A escola é uma das 17 cívico-militares de gestão compartilhada que participam do Projeto de Atendimento Pré-Hospitalar (APH). A iniciativa leva para dentro das salas de aula técnicas de primeiros socorros e situações de risco do cotidiano: engasgos, hemorragias, convulsões, desmaios, intoxicações e até acidentes com bebês.

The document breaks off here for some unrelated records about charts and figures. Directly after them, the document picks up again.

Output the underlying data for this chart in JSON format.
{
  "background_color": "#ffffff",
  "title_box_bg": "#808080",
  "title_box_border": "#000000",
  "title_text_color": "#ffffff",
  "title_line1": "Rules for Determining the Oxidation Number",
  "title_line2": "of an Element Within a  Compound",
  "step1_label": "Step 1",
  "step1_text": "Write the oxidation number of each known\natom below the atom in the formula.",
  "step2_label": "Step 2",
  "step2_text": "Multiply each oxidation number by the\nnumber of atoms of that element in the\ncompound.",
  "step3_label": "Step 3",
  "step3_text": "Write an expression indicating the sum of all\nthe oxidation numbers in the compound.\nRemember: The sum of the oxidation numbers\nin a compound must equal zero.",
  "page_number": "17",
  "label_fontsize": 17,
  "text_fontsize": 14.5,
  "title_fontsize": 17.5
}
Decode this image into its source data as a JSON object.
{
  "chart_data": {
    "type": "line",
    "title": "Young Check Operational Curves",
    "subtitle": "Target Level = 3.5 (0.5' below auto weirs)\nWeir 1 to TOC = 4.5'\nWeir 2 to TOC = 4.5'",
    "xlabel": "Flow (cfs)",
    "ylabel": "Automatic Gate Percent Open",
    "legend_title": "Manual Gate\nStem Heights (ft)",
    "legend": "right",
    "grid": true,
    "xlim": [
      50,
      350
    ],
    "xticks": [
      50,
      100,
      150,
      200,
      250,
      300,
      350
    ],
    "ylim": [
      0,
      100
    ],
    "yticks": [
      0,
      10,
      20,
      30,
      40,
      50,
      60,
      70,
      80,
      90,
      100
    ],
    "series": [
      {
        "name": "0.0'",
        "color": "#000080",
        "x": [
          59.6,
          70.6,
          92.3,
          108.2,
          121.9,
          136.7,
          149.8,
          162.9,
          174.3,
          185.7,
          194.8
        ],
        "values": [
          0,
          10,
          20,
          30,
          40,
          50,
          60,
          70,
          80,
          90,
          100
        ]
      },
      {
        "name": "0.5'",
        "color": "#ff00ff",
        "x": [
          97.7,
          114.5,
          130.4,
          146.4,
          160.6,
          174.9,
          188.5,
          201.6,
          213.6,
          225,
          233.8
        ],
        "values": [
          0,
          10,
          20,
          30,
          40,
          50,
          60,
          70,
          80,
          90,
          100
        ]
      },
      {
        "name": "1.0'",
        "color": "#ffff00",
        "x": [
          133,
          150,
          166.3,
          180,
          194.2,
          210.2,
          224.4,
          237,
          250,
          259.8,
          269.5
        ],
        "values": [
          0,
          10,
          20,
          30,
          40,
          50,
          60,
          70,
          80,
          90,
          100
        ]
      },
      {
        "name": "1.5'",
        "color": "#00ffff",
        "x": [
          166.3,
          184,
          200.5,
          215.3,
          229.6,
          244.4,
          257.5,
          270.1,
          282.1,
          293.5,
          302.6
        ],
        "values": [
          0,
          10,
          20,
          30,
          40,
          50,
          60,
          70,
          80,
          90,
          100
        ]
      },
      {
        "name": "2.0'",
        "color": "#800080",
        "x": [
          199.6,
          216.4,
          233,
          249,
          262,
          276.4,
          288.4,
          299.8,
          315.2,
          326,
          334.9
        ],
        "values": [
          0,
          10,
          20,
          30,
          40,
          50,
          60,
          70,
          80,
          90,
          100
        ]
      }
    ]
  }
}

O programa atende à chamada Lei Lucas (Lei Federal nº 13.722/2018), aprovada após a morte do menino Lucas Begalli, de 10 anos, em um passeio escolar em Cordeirópolis (SP), em 2017. O garoto se engasgou com um cachorro-quente e não recebeu atendimento imediato.
O caso motivou a família a transformar a tragédia em mobilização nacional pela obrigatoriedade da capacitação em primeiros socorros de professores e funcionários da educação básica.
No DF, o projeto começa pelos monitores do CBMDF, que passam por treinamento intensivo. A partir daí, dois estudantes de cada turma são selecionados para vivenciar dois dias de instrução prática. Na segunda etapa, a formação será estendida aos professores e servidores das unidades escolares.
Os materiais utilizados manequins para simulação, kits de primeiros socorros, pranchas rígidas e insumos como gazes e ataduras — estão sendo adquiridos com recursos de emenda parlamentar do deputado distrital Roosevelt Vilela (PL), no valor de R$ 450 mil. A estratégia prevê que cinco escolas funcionem como bases de apoio, compartilhando os equipamentos com outras unidades após a realização do projeto.
As aulas, que misturam teoria e prática supervisionada por bombeiros da ativa e veteranos, acontecem no contraturno e podem durar até quatro horas. Atualmente, cerca de 800 estudantes, entre 9 e 18 anos, participam da iniciativa. A previsão é de que mais 856 jovens ingressem no próximo ciclo.
A recém-criada região administrativa de Água Quente, onde fica o CED Myriam Ervilha, tem apenas dois anos de existência e viu no projeto uma oportunidade de unir educação e cidadania.